4. A method according to claim 3, wherein obtaining a training sample set comprises:

labeling the target object in the acquired original image to obtain a JSON image;

modifying the values of pixel points of the marked part and the unmarked part in the JSON image to obtain a binarized image;

cutting out an area image of the target object from the binarized image, converting the size of the area image of the target object into a preset standard size, converting the size of the marked original image into the preset standard size, and carrying out gray processing on the converted image to obtain the training sample set.

5. A method for training a network model, comprising:

obtaining a training sample set, the training sample set comprising: an image of a marked object and an image containing only the object;

and training the SSD recognition network by using the training sample set to obtain a trained recognition model, wherein during training, the image only containing the target object is used as a standard, the SSD recognition network performs similarity scoring on the area image where the target object is located, which is recognized from the image marked with the target object, and model parameters of the SSD recognition network are updated according to the similarity scoring.

6. The method of claim 5, wherein obtaining a training sample set comprises:

7. A three-dimensional reconstruction apparatus, comprising:

the acquisition module is used for acquiring an image pair acquired by the binocular camera, wherein the image pair comprises a first image and a second image;

the identification module is used for identifying the target object in the first image by utilizing a pre-trained identification model to obtain a rectangular area where the target object is located;

the reconstruction module is used for taking a rectangular area where the target object is located as an identification point, and finding a target rectangular area corresponding to the rectangular area in the second image; and obtaining the three-dimensional coordinates of the target object according to the rectangular area where the target object is located and the target rectangular area.

8. A network model training apparatus, comprising:

an acquisition module for acquiring a training sample set, the training sample set comprising: an image of a marked object and an image containing only the object;

the training module is used for training the SSD recognition network by using the training sample set to obtain a trained recognition model, wherein during training, the image only containing the target object is used as a standard, the SSD recognition network performs similarity scoring on the area image where the target object is located, which is recognized from the image marked with the target object, and model parameters of the SSD recognition network are updated according to the similarity scoring.

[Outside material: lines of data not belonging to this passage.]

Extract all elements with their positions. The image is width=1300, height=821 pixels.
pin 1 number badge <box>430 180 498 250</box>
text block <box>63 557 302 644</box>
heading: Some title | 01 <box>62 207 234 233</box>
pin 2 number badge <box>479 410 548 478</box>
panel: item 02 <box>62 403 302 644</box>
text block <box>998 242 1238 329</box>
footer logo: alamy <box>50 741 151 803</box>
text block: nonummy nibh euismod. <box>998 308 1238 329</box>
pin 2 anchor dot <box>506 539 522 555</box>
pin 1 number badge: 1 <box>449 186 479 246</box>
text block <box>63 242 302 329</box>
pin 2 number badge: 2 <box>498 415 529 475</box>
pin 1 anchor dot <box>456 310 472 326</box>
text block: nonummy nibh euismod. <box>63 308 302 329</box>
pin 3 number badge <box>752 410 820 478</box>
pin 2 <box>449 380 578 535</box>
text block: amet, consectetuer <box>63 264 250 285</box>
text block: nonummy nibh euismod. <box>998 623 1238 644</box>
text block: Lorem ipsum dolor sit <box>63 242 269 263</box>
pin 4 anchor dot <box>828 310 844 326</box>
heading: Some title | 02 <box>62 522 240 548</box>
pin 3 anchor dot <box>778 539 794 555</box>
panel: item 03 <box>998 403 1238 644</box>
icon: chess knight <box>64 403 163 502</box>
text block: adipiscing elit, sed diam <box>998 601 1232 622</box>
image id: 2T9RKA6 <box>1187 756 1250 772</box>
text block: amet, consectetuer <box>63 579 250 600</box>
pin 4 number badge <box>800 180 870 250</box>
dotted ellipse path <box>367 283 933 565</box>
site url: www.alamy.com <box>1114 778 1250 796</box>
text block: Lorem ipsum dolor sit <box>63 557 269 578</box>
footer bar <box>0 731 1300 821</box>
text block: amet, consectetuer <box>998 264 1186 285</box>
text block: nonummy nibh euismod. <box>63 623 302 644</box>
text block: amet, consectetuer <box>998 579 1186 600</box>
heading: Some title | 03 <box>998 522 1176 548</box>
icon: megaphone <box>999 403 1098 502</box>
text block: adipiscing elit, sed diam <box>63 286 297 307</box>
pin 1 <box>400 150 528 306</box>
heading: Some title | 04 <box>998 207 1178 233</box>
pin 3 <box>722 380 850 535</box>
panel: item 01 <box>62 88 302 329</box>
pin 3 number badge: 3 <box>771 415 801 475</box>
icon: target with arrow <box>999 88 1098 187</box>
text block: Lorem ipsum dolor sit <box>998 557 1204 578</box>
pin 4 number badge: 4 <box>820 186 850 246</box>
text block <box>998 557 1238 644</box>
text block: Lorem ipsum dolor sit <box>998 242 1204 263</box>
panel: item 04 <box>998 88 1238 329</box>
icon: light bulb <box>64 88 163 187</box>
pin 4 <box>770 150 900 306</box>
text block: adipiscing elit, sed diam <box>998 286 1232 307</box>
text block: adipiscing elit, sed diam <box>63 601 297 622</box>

9. An electronic device, comprising:

the device comprises a memory and a processor, wherein the processor is connected with the memory;

the memory is used for storing programs;

the processor is configured to invoke a program stored in the memory to perform the method of any of claims 1-4 or to perform the method of any of claims 5-6.

10. A storage medium having stored thereon a computer program which, when executed by a processor, performs the method of any of claims 1-4 or performs the method of any of claims 5-6.